Tableau uses web data connectors to fetch data and store that data in an extract. You can always refresh the entire extract. However, if you implement incremental refresh, you can also fetch only the new data for the extract, which can greatly reduce the time required to download the data.

It’s possible to enable incremental refresh functionality for any table that is brought back by the web data connector.

To enable incremental refresh functionality on a table, you must set the tableInfo.incrementColumnId property on the tableInfo object for that table as defined in your getSchema function. The incrementColumnId property should be set to the ID of the column that will be used as the key for the incremental refresh.

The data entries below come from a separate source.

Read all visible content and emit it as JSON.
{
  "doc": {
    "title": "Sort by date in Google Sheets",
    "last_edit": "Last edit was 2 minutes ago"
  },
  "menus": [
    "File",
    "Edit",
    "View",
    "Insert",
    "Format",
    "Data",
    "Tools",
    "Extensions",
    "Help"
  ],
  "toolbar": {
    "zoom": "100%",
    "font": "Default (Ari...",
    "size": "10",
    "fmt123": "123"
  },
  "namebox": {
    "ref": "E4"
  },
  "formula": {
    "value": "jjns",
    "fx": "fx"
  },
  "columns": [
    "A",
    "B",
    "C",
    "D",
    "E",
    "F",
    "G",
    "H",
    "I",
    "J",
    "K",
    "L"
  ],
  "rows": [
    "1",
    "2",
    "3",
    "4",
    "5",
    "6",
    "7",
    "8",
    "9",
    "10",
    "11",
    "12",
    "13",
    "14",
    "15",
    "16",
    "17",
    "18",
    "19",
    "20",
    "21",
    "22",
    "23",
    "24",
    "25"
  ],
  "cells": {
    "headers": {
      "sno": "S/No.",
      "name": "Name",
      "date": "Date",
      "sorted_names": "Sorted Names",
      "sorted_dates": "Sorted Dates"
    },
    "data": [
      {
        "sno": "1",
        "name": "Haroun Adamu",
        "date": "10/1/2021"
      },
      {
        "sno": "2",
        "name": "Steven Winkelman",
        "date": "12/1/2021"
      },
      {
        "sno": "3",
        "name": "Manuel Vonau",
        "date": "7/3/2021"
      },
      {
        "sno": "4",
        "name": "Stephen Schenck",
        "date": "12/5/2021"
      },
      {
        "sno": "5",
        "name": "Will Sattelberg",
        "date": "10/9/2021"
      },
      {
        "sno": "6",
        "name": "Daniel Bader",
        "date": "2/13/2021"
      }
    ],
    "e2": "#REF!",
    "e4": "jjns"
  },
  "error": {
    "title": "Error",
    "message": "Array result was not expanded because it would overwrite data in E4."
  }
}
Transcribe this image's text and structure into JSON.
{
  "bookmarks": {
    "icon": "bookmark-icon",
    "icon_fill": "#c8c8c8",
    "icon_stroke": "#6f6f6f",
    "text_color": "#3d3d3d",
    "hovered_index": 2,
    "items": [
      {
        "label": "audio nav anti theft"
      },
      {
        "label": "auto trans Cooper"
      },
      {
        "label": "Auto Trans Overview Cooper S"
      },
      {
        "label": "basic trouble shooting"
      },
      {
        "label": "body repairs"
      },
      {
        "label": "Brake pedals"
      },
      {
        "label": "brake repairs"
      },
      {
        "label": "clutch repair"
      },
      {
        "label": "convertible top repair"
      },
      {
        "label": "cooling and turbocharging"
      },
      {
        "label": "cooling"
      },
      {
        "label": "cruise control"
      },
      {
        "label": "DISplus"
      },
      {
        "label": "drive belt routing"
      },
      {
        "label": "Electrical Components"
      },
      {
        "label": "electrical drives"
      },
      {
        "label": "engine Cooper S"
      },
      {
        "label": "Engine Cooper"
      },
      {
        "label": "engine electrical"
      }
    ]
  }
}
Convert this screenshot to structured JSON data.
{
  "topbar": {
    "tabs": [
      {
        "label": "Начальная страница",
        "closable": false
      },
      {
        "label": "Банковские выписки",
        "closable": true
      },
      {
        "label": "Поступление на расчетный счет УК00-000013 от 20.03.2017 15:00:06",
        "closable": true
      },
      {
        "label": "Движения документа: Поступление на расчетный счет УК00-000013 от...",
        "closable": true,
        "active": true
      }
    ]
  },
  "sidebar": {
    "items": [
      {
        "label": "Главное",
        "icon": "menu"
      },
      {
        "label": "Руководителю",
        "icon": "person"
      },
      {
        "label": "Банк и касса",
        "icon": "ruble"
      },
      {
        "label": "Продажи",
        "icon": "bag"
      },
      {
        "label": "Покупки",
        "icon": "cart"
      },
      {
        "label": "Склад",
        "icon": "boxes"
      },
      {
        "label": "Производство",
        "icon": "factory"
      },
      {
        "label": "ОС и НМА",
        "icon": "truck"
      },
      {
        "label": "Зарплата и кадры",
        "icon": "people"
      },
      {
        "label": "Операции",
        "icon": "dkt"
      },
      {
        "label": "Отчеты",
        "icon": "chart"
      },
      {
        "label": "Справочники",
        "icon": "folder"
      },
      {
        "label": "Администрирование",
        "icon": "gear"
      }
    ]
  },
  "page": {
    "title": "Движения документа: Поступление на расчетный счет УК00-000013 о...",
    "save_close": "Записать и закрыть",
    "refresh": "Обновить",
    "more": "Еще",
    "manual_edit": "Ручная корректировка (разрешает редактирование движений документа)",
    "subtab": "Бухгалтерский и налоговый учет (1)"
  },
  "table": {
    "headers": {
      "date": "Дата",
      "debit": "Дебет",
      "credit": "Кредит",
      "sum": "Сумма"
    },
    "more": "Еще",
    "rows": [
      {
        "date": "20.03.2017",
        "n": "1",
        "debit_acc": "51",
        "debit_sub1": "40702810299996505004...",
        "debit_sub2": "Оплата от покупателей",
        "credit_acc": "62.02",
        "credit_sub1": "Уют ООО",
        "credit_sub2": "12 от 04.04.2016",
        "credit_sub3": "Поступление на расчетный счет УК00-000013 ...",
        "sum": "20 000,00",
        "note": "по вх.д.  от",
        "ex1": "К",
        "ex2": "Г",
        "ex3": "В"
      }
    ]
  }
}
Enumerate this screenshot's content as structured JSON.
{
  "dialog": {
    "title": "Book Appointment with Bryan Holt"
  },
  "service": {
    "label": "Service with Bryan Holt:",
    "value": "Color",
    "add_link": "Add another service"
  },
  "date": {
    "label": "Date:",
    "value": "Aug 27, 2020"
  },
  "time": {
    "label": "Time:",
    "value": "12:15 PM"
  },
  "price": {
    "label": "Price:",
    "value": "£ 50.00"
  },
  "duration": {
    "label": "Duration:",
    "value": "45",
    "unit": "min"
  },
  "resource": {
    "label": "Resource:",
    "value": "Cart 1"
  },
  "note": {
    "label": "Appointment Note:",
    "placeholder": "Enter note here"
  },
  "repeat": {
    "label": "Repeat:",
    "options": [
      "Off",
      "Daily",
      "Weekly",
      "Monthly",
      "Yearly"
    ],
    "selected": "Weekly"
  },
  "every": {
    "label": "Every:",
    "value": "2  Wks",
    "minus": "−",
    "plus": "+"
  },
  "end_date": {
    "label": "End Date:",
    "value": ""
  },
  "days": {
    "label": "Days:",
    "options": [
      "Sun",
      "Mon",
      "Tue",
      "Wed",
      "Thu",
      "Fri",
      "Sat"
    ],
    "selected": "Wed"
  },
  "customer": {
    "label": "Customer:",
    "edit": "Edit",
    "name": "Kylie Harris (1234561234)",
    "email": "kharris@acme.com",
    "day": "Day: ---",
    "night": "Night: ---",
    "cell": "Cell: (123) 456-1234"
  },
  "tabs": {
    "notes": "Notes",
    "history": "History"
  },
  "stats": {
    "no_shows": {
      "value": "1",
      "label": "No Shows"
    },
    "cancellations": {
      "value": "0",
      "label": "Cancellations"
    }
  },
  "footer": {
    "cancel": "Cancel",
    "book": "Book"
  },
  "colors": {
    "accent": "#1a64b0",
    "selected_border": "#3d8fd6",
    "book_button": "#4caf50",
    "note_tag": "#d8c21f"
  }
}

For example, suppose you had a table with an ID field. For every new record in the table, the ID is incremented by 1, and no previous data is ever deleted or overwritten. In that scenario, you would want the ID column to be referenced by incrementColumnID. That way, when gathering data, you can fetch only the records that have an ID that’s larger than the largest ID you’ve fetched during the last gather data phase.

For example, here’s the getSchema method of the IncrementalRefreshConnector dev sample:

myConnector.getSchema = function(schemaCallback) {
    var cols = [
        { id: "id", dataType: tableau.dataTypeEnum.int },
        { id: "x", dataType: tableau.dataTypeEnum.string },
        { id: "day", dataType: tableau.dataTypeEnum.datetime },
        { id: "day_and_time", dataType: tableau.dataTypeEnum.datetime },
        { id: "true_or_false",  dataType: tableau.dataTypeEnum.bool  },
        { id: "color", dataType: tableau.dataTypeEnum.string }
    ];

    var tableInfo = {
        alias: "Incremental Refresh Connector",
        id: "mainTable",
        columns: cols,
        incrementColumnId: "id"
    };

    schemaCallback([tableInfo]);
};

When Tableau calls the getData method of the connector, it passes in a table object. If an incremental refresh is being requested by the end user in Tableau, and if the tableInfo.incrementColumnId was set during the getSchema function for that table, then the table object will contain a value in the table.incrementValue property. This value will contain the current largest value from the increment column.

For example, this is how this property is used in the IncrementalRefreshConnector dev sample:

myConnector.getData = function(table, doneCallback) {
    var lastId = parseInt(table.incrementValue || -1);

    // Gather only the most recent data with an ID greater than 'lastId'
    // ......

    table.appendRows(dataArray);
    doneCallback();
};

The WDC API supports three data types for the incremental refresh column: DateTime, Date, and integer. For incremental refresh, you typically use a field that represents a date, a timestamp, or a row number.